Dustin: I think the role of a good agency is to listen to the client’s need, challenge, and/or business problem in order to help them find the right solution. Data collection, storage, accessibility and democratization are long standing problems where a data lake could be the right solution. As marketing continues to evolve, using a data lake both as a standalone solution or within a CDP or larger tech stack is only going to grow in demand.
RampUp: How do agencies activate data lakes?
Dustin: Assuming this question is about how agencies activate media through a data lake, the methods available are the same as the ones brands use:
- Through a proprietary ID service
- Through an onboarding partner
- Through a direct client one-to-one match with a DSP, DMP, or other equivalent platform
RampUp: Does that data cross clients?
Dustin: NEVER. Client data never crosses between clients. If your agency has a data product which has its assets stored in a data lake, then several clients who subscribe to that data asset can access it independently.
RampUp: How is the data mined?
Dustin: This is largely dependent on the source of the data and the data itself, in addition to the primary skill set of the data mining administrator and the specific task at hand.
For example, a client may have first-party data from owned properties. This data can be streaming into the data lake through a tag placed on the owned property. Depending on a team skill set and the primary reason for this data being in the data lake, this data could be accessed through a SQL-like interface or read into memory (or landed) where languages like R and Python can be used. I think the goal of the task should really determine if a single tool or approach—or a combination of several tools and approaches—are required. The data lake should help facilitate any approaches and tools with data.
RampUp: If the data used for marketing is uncovered and segmented during a campaign, does the agency ultimately own that contact or does the brand?
Dustin: Ownership can be determined a number of ways. Here are five options:
- The brand owns the contact by handling the mining into the data lake.
- The agency handles the contact and mines the data directly into the lake, and the brand retains ownership.
- The brand owns and/or builds their data lake and grants access to applicable parties like an agency, meaning the brand retains ownership of the data.
- The brand owns their data lake and hires an outside party to build it, so the brand takes over ownership and administration once the data asset is complete.
- The brand hires an outside party to build and administer the data lake on their behalf. In this scenario, there would be an ongoing fee to the outside party for the ownership, management, and administration of the data asset.
RampUp: How will GDPR impact how agencies manage and work with data lakes?
Dustin: That largely depends on the data source itself—the data lake has no bearing on that determination.
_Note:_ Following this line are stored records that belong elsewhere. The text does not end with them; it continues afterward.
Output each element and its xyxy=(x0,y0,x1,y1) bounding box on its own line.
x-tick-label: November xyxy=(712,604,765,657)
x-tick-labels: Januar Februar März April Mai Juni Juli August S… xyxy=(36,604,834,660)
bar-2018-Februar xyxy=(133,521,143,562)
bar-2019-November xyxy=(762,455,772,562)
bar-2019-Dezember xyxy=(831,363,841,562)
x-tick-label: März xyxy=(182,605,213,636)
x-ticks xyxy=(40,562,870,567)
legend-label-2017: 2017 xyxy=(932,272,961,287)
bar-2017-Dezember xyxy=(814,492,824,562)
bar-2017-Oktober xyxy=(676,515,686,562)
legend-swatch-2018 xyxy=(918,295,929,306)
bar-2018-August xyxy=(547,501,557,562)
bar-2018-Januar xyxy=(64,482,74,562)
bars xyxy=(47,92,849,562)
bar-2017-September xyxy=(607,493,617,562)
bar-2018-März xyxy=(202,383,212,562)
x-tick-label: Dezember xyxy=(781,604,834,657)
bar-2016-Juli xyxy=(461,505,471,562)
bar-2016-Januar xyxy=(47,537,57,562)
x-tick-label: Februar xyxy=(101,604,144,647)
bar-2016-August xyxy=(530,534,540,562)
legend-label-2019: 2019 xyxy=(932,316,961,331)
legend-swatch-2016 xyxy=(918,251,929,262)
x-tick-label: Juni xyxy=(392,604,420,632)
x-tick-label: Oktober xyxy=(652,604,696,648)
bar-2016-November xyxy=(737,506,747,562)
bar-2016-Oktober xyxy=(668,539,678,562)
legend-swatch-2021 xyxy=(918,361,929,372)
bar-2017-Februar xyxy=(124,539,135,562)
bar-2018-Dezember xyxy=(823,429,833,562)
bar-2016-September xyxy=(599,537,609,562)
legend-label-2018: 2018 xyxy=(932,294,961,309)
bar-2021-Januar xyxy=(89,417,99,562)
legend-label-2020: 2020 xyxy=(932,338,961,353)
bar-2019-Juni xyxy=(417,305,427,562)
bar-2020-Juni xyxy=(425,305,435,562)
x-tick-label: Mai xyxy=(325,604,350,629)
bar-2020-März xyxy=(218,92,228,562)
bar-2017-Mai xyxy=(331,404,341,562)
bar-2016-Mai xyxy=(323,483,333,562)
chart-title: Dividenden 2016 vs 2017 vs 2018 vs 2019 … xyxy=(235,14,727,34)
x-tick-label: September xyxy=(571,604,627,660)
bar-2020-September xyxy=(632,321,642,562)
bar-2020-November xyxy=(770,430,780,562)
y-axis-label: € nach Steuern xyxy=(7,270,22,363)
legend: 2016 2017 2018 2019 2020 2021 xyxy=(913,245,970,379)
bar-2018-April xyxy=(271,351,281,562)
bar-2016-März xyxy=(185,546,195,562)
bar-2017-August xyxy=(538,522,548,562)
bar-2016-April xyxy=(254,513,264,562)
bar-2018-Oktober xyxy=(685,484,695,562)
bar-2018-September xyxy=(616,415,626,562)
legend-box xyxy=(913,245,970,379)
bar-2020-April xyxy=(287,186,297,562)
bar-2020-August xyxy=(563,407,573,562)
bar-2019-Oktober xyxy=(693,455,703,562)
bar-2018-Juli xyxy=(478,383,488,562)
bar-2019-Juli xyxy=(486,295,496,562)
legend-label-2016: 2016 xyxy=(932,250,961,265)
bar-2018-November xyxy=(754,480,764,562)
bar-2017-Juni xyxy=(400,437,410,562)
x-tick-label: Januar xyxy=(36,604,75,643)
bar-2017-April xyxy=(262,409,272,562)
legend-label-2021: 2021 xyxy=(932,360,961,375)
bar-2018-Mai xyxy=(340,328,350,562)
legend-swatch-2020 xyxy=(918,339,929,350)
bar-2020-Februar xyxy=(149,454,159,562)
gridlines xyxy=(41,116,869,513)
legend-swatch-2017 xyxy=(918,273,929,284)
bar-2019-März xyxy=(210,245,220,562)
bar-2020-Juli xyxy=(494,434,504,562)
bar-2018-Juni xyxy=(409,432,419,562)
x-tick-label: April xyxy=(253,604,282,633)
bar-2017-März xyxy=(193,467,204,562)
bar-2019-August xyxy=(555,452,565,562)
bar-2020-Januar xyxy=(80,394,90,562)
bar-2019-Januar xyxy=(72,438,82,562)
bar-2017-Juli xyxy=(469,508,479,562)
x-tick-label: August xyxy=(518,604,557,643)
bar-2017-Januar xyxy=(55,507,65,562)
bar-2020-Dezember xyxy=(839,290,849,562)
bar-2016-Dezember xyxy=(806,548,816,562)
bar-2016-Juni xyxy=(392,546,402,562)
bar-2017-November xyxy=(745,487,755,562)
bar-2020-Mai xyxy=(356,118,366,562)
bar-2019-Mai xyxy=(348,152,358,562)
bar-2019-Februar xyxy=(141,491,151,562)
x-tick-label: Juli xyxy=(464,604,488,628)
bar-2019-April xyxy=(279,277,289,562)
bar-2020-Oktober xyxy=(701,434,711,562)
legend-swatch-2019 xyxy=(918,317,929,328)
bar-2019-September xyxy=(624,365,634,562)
Ultimately the agility and flexibility of the data lake will help you meet compliance requirements. Having a sound data strategy implemented both at the structured and unstructured data layer will help you pivot more efficiently to meet data privacy imperatives.
RampUp: What advice do you have for agencies looking to build data lakes, or for brands asking this of their agencies?
Dustin: A data lake can be the right tool for the right job. They can be a valuable asset to an agency or brand, both as a standalone solution or within a larger stack. Do your due diligence to determine if a data lake is the right solution for you. If you move to the build phase, ensure that the principles of the data needs are carried throughout the implementation and that they are scalable.